Der eigentliche Motor für besseren Umgang mit Energie fehlt aber weiterhin: ein neues Energieeffizienzgesetz, das Unternehmen zum Sparen verpflichtet. Auch daran wird laut Ministerium gearbeitet. Die Koalitionspartner sind noch uneins, ähnlich wie beim Erneuerbare-Wärme-Gesetz. Das bürokratische frühere Effizienzgesetz ist 2020 ausgelaufen. Künftig soll nicht nur rein rechnerisch Energie reduziert, sondern es sollen Produktionsprozesse gleich auf nicht fossile Brennstoffe umgestellt werden.

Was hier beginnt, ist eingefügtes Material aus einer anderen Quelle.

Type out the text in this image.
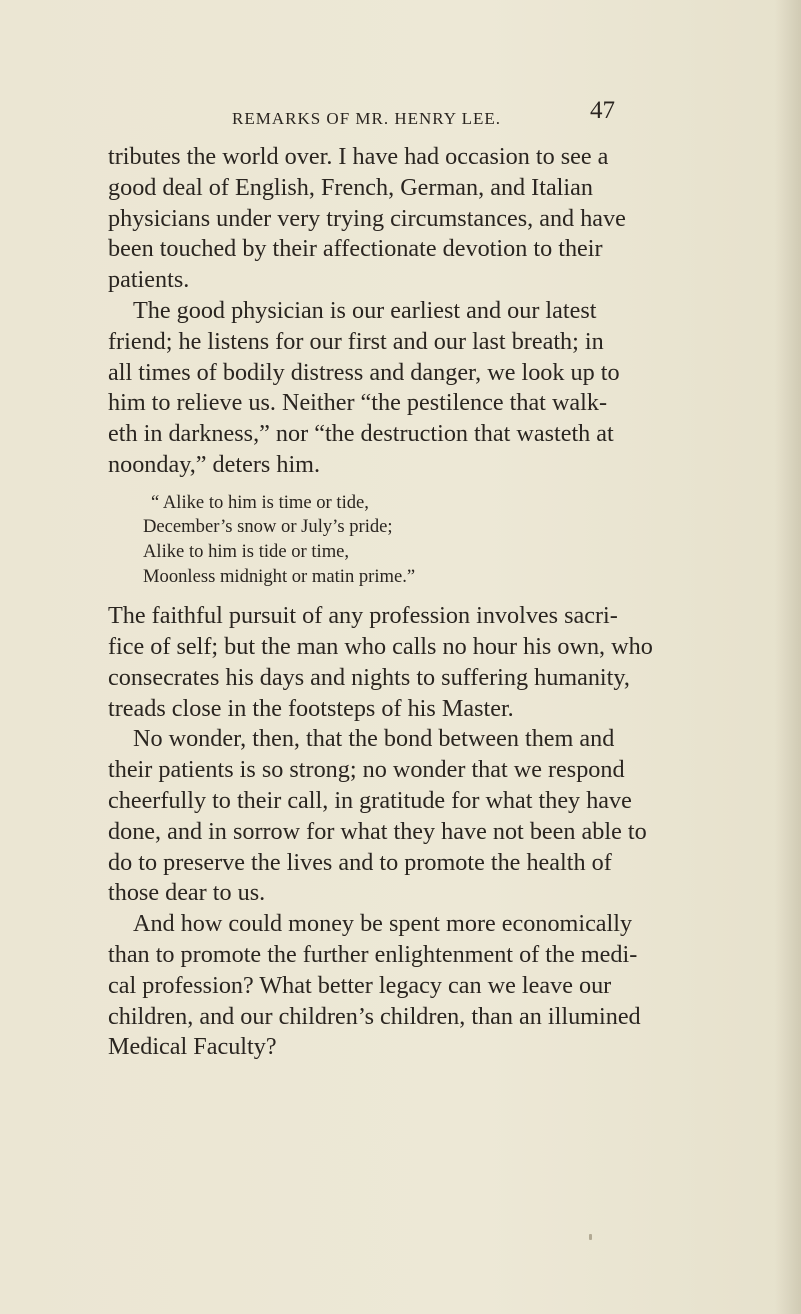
REMARKS OF MR. HENRY LEE.	47
tributes the world over. I have had occasion to see a
good deal of English, French, German, and Italian
physicians under very trying circumstances, and have
been touched by their affectionate devotion to their
patients.
The good physician is our earliest and our latest
friend; he listens for our first and our last breath; in
all times of bodily distress and danger, we look up to
him to relieve us. Neither “the pestilence that walk-
eth in darkness,” nor “the destruction that wasteth at
noonday,” deters him.
“ Alike to him is time or tide,
December’s snow or July’s pride;
Alike to him is tide or time,
Moonless midnight or matin prime.”
The faithful pursuit of any profession involves sacri-
fice of self; but the man who calls no hour his own, who
consecrates his days and nights to suffering humanity,
treads close in the footsteps of his Master.
No wonder, then, that the bond between them and
their patients is so strong; no wonder that we respond
cheerfully to their call, in gratitude for what they have
done, and in sorrow for what they have not been able to
do to preserve the lives and to promote the health of
those dear to us.
And how could money be spent more economically
than to promote the further enlightenment of the medi-
cal profession? What better legacy can we leave our
children, and our children’s children, than an illumined
Medical Faculty?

Die EU-Kommission hat diese Woche vorgeschlagen, die Energieeffizienzziele weiter zu verschärfen. Demnach soll der Energieverbrauch bis 2030 um mindestens 13 Prozent statt wie bisher vorgesehen um 9 Prozent sinken. Dafür ruft Brüssel alle Bürger dazu auf, zum Beispiel weniger zu heizen und Auto zu fahren.

Wie sehr solche Appelle wirken, darüber gehen die Meinungen auseinander. Die großen Energieverbraucher sind die Betriebe, die durch die dramatisch gestiegenen Preise ohnehin gezwungen sind, zu sparen, wo es geht. Das Wirtschaftsforschungsinstitut (Wifo) hat diese Woche angeregt, in die Strom- und Gastarife geeignete Mechanismen und Anreize zum Sparen einzubauen. Denkbar sei etwa ein Bonusmechanismus, mit dem Haushalte und Unternehmen belohnt werden, wenn sie ihren Verbrauch reduzieren. Oder gestaffelte Tarife einzuführen, mit denen Niedrigverbrauch bessergestellt und Verbrauchsspitzen geglättet werden. Die Energieversorger könnten solche Strom- und Gastarife durchaus einführen, heißt es aus dem Klimaministerium.

Deutliche Energieeinsparungen sollten hierzulande die milliardenschweren Förderaktionen für Gebäudesanierungen und den Austausch von Öl- und Gasheizungen bringen. Deutschland arbeitet an einer ähnlichen Aktion.